Fixes #1350 (Use HTTPS when downloading metadata via Google Books feed)
2025-07-09 03:04:10 -04:00 · 2021-02-07 12:44:43 +05:30 · 2021-02-07 12:44:43 +05:30 · b4cad0b8fa
commit b4cad0b8fa
parent a5308d1dc7
1 changed files with 4 additions and 2 deletions
--- a/src/calibre/ebooks/metadata/sources/google.py
+++ b/src/calibre/ebooks/metadata/sources/google.py
@ -68,6 +68,7 @@ def to_metadata(browser, log, entry_, timeout):  # {{{
    # items_per_page = XPath('//openSearch:itemsPerPage')
    entry = XPath('//atom:entry')
    entry_id = XPath('descendant::atom:id')

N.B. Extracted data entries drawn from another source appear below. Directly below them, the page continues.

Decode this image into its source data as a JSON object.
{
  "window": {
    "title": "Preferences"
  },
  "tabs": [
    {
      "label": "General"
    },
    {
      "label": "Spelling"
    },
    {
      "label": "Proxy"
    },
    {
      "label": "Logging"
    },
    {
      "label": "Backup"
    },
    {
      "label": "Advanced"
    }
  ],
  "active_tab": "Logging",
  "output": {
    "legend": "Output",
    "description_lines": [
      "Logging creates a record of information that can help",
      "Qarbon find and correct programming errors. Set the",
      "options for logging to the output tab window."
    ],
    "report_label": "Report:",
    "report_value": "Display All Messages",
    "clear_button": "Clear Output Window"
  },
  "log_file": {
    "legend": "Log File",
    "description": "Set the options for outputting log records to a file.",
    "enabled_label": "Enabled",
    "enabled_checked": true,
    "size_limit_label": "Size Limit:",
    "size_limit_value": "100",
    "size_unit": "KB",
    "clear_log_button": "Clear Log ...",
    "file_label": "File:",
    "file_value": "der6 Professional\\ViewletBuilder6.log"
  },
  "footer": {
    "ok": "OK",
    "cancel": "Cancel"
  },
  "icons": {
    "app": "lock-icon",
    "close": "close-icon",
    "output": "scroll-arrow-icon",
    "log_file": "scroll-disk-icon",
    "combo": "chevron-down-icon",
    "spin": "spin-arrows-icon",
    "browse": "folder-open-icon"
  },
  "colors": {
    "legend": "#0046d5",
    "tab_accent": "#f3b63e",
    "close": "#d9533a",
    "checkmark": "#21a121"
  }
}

+    url = XPath('descendant::atom:link[@href and @rel="self"]/@href')
    creator = XPath('descendant::dc:creator')
    identifier = XPath('descendant::dc:identifier')
    title = XPath('descendant::dc:title')

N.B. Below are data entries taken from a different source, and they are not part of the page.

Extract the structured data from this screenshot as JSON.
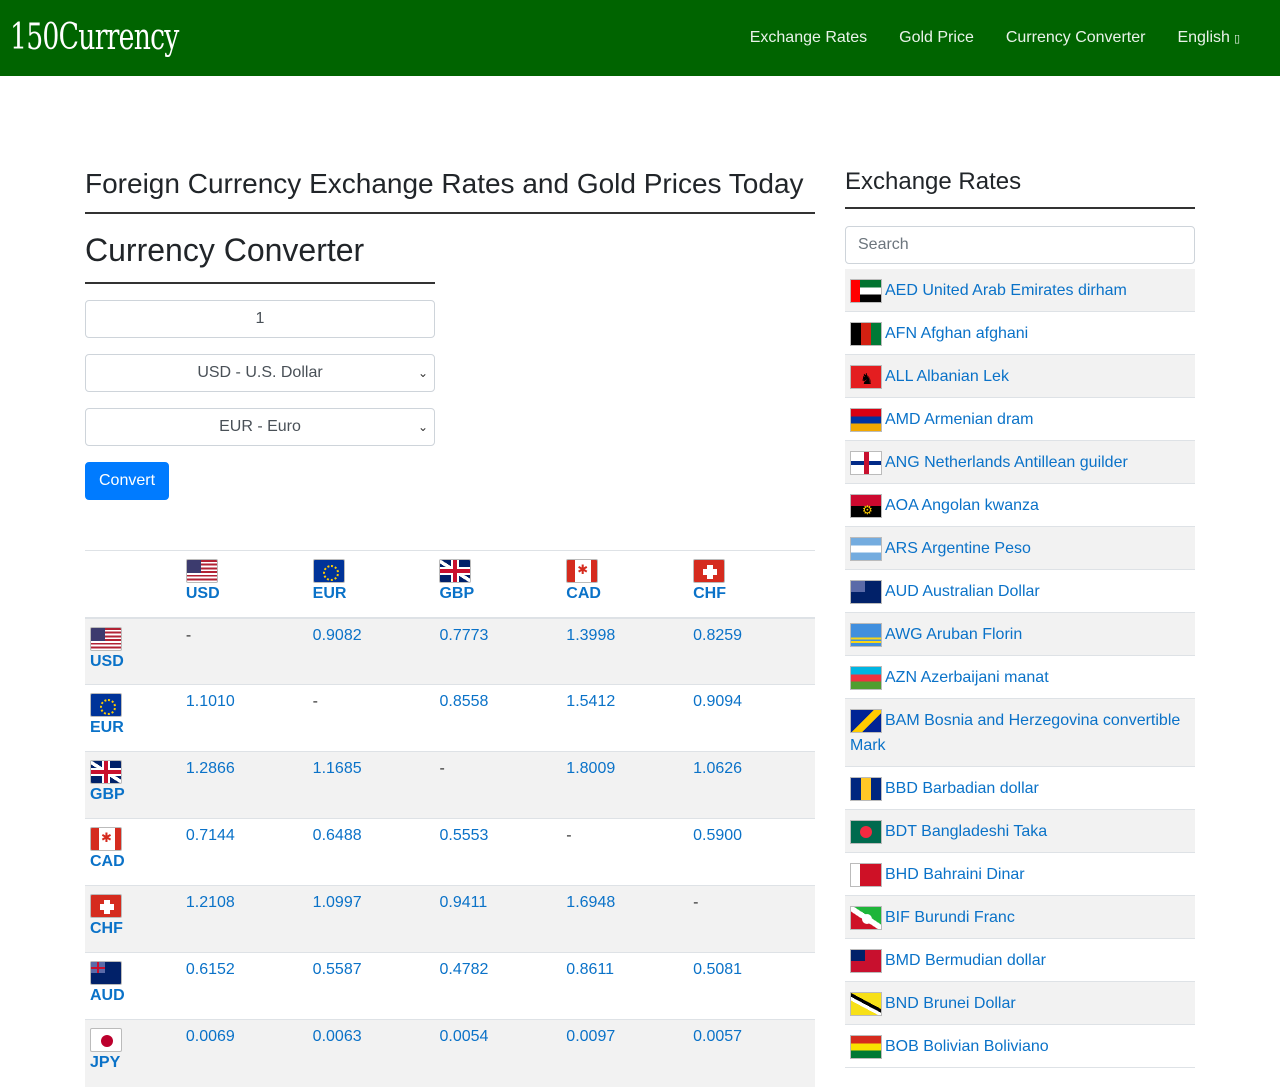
{
  "navbar": {
    "brand": "150Currency",
    "links": [
      "Exchange Rates",
      "Gold Price",
      "Currency Converter"
    ],
    "language": "English",
    "language_caret": "▯"
  },
  "main": {
    "page_title": "Foreign Currency Exchange Rates and Gold Prices Today",
    "converter": {
      "title": "Currency Converter",
      "amount_value": "1",
      "from_selected": "USD - U.S. Dollar",
      "to_selected": "EUR - Euro",
      "button_label": "Convert"
    },
    "rate_table": {
      "columns": [
        "USD",
        "EUR",
        "GBP",
        "CAD",
        "CHF"
      ],
      "rows": [
        {
          "code": "USD",
          "values": [
            "-",
            "0.9082",
            "0.7773",
            "1.3998",
            "0.8259"
          ]
        },
        {
          "code": "EUR",
          "values": [
            "1.1010",
            "-",
            "0.8558",
            "1.5412",
            "0.9094"
          ]
        },
        {
          "code": "GBP",
          "values": [
            "1.2866",
            "1.1685",
            "-",
            "1.8009",
            "1.0626"
          ]
        },
        {
          "code": "CAD",
          "values": [
            "0.7144",
            "0.6488",
            "0.5553",
            "-",
            "0.5900"
          ]
        },
        {
          "code": "CHF",
          "values": [
            "1.2108",
            "1.0997",
            "0.9411",
            "1.6948",
            "-"
          ]
        },
        {
          "code": "AUD",
          "values": [
            "0.6152",
            "0.5587",
            "0.4782",
            "0.8611",
            "0.5081"
          ]
        },
        {
          "code": "JPY",
          "values": [
            "0.0069",
            "0.0063",
            "0.0054",
            "0.0097",
            "0.0057"
          ]
        }
      ]
    }
  },
  "sidebar": {
    "title": "Exchange Rates",
    "search_placeholder": "Search",
    "currencies": [
      {
        "code": "AED",
        "name": "AED United Arab Emirates dirham"
      },
      {
        "code": "AFN",
        "name": "AFN Afghan afghani"
      },
      {
        "code": "ALL",
        "name": "ALL Albanian Lek"
      },
      {
        "code": "AMD",
        "name": "AMD Armenian dram"
      },
      {
        "code": "ANG",
        "name": "ANG Netherlands Antillean guilder"
      },
      {
        "code": "AOA",
        "name": "AOA Angolan kwanza"
      },
      {
        "code": "ARS",
        "name": "ARS Argentine Peso"
      },
      {
        "code": "AUD",
        "name": "AUD Australian Dollar"
      },
      {
        "code": "AWG",
        "name": "AWG Aruban Florin"
      },
      {
        "code": "AZN",
        "name": "AZN Azerbaijani manat"
      },
      {
        "code": "BAM",
        "name": "BAM Bosnia and Herzegovina convertible Mark"
      },
      {
        "code": "BBD",
        "name": "BBD Barbadian dollar"
      },
      {
        "code": "BDT",
        "name": "BDT Bangladeshi Taka"
      },
      {
        "code": "BHD",
        "name": "BHD Bahraini Dinar"
      },
      {
        "code": "BIF",
        "name": "BIF Burundi Franc"
      },
      {
        "code": "BMD",
        "name": "BMD Bermudian dollar"
      },
      {
        "code": "BND",
        "name": "BND Brunei Dollar"
      },
      {
        "code": "BOB",
        "name": "BOB Bolivian Boliviano"
      }
    ]
  },
  "colors": {
    "navbar_bg": "#006400",
    "link": "#0a72c8",
    "button": "#007bff"
  },
  "icons": {
    "dropdown": "chevron-down-icon",
    "flags": "flag-icon"
  }
}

@ -92,6 +93,7 @@ def to_metadata(browser, log, entry_, timeout):  # {{{

    id_url = entry_id(entry_)[0].text
    google_id = id_url.split('/')[-1]
+    details_url = url(entry_)[0]
    title_ = ': '.join([x.text for x in title(entry_)]).strip()
    authors = [x.text.strip() for x in creator(entry_) if x.text]
    if not authors:
@ -103,7 +105,7 @@ def to_metadata(browser, log, entry_, timeout):  # {{{
    mi = Metadata(title_, authors)
    mi.identifiers = {'google': google_id}
    try:
-        raw = get_details(browser, id_url, timeout)

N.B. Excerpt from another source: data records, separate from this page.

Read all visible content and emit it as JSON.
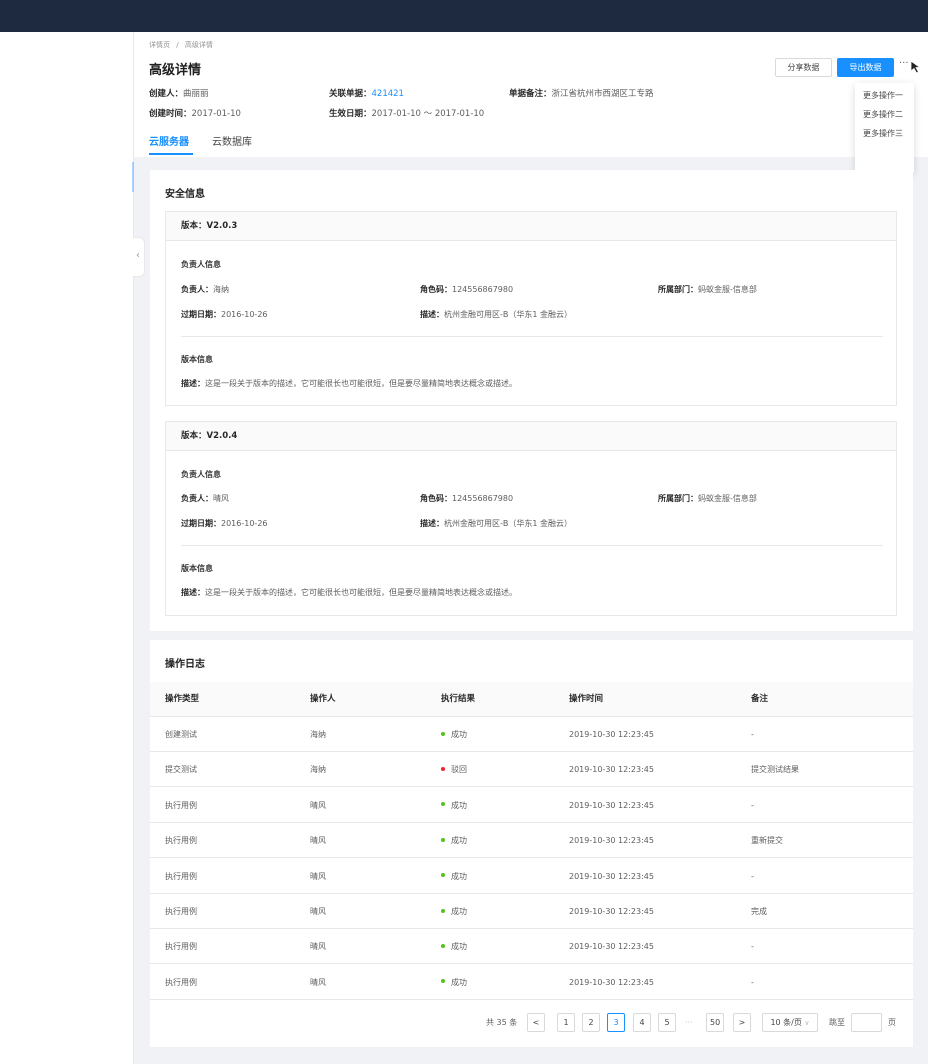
{
  "breadcrumb": [
    "详情页",
    "高级详情"
  ],
  "breadcrumb_sep": "/",
  "page_title": "高级详情",
  "header_meta": {
    "creator_label": "创建人：",
    "creator": "曲丽丽",
    "related_label": "关联单据：",
    "related": "421421",
    "note_label": "单据备注：",
    "note": "浙江省杭州市西湖区工专路",
    "created_label": "创建时间：",
    "created": "2017-01-10",
    "effective_label": "生效日期：",
    "effective": "2017-01-10 ～ 2017-01-10"
  },
  "actions": {
    "share": "分享数据",
    "export": "导出数据",
    "more": "···"
  },
  "dropdown": [
    "更多操作一",
    "更多操作二",
    "更多操作三"
  ],
  "tabs": [
    "云服务器",
    "云数据库"
  ],
  "security": {
    "title": "安全信息",
    "versions": [
      {
        "label": "版本：V2.0.3",
        "owner_section": "负责人信息",
        "owner_label": "负责人：",
        "owner": "海纳",
        "role_label": "角色码：",
        "role": "124556867980",
        "dept_label": "所属部门：",
        "dept": "蚂蚁金服-信息部",
        "expire_label": "过期日期：",
        "expire": "2016-10-26",
        "desc_label": "描述：",
        "desc": "杭州金融可用区-B（华东1 金融云）",
        "version_section": "版本信息",
        "vdesc_label": "描述：",
        "vdesc": "这是一段关于版本的描述，它可能很长也可能很短，但是要尽量精简地表达概念或描述。"
      },
      {
        "label": "版本：V2.0.4",
        "owner_section": "负责人信息",
        "owner_label": "负责人：",
        "owner": "晴风",
        "role_label": "角色码：",
        "role": "124556867980",
        "dept_label": "所属部门：",
        "dept": "蚂蚁金服-信息部",
        "expire_label": "过期日期：",
        "expire": "2016-10-26",
        "desc_label": "描述：",
        "desc": "杭州金融可用区-B（华东1 金融云）",
        "version_section": "版本信息",
        "vdesc_label": "描述：",
        "vdesc": "这是一段关于版本的描述，它可能很长也可能很短，但是要尽量精简地表达概念或描述。"
      }
    ]
  },
  "oplog": {
    "title": "操作日志",
    "columns": [
      "操作类型",
      "操作人",
      "执行结果",
      "操作时间",
      "备注"
    ],
    "rows": [
      [
        "创建测试",
        "海纳",
        "成功",
        "2019-10-30 12:23:45",
        "-"
      ],
      [
        "提交测试",
        "海纳",
        "驳回",
        "2019-10-30 12:23:45",
        "提交测试结果"
      ],
      [
        "执行用例",
        "晴风",
        "成功",
        "2019-10-30 12:23:45",
        "-"
      ],
      [
        "执行用例",
        "晴风",
        "成功",
        "2019-10-30 12:23:45",
        "重新提交"
      ],
      [
        "执行用例",
        "晴风",
        "成功",
        "2019-10-30 12:23:45",
        "-"
      ],
      [
        "执行用例",
        "晴风",
        "成功",
        "2019-10-30 12:23:45",
        "完成"
      ],
      [
        "执行用例",
        "晴风",
        "成功",
        "2019-10-30 12:23:45",
        "-"
      ],
      [
        "执行用例",
        "晴风",
        "成功",
        "2019-10-30 12:23:45",
        "-"
      ]
    ],
    "status_colors": {
      "成功": "#52c41a",
      "驳回": "#f5222d"
    }
  },
  "pagination": {
    "total": "共 35 条",
    "pages": [
      "1",
      "2",
      "3",
      "4",
      "5"
    ],
    "current": "3",
    "ellipsis": "···",
    "last": "50",
    "prev": "<",
    "next": ">",
    "size": "10 条/页",
    "jump_label": "跳至",
    "jump_suffix": "页"
  },
  "colors": {
    "accent": "#1890ff",
    "topbar": "#1d2a3f",
    "success": "#52c41a",
    "error": "#f5222d"
  },
  "icons": {
    "collapse": "chevron-left-icon",
    "cursor": "cursor-icon"
  }
}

+        raw = get_details(browser, details_url, timeout)
        feed = etree.fromstring(
            xml_to_unicode(clean_ascii_chars(raw), strip_encoding_pats=True)[0],
            parser=etree.XMLParser(recover=True, no_network=True, resolve_entities=False)
@ -174,7 +176,7 @@ def to_metadata(browser, log, entry_, timeout):  # {{{
 class GoogleBooks(Source):

    name = 'Google'
-    version = (1, 0, 1)
+    version = (1, 0, 2)
    minimum_calibre_version = (2, 80, 0)
    description = _('Downloads metadata and covers from Google Books')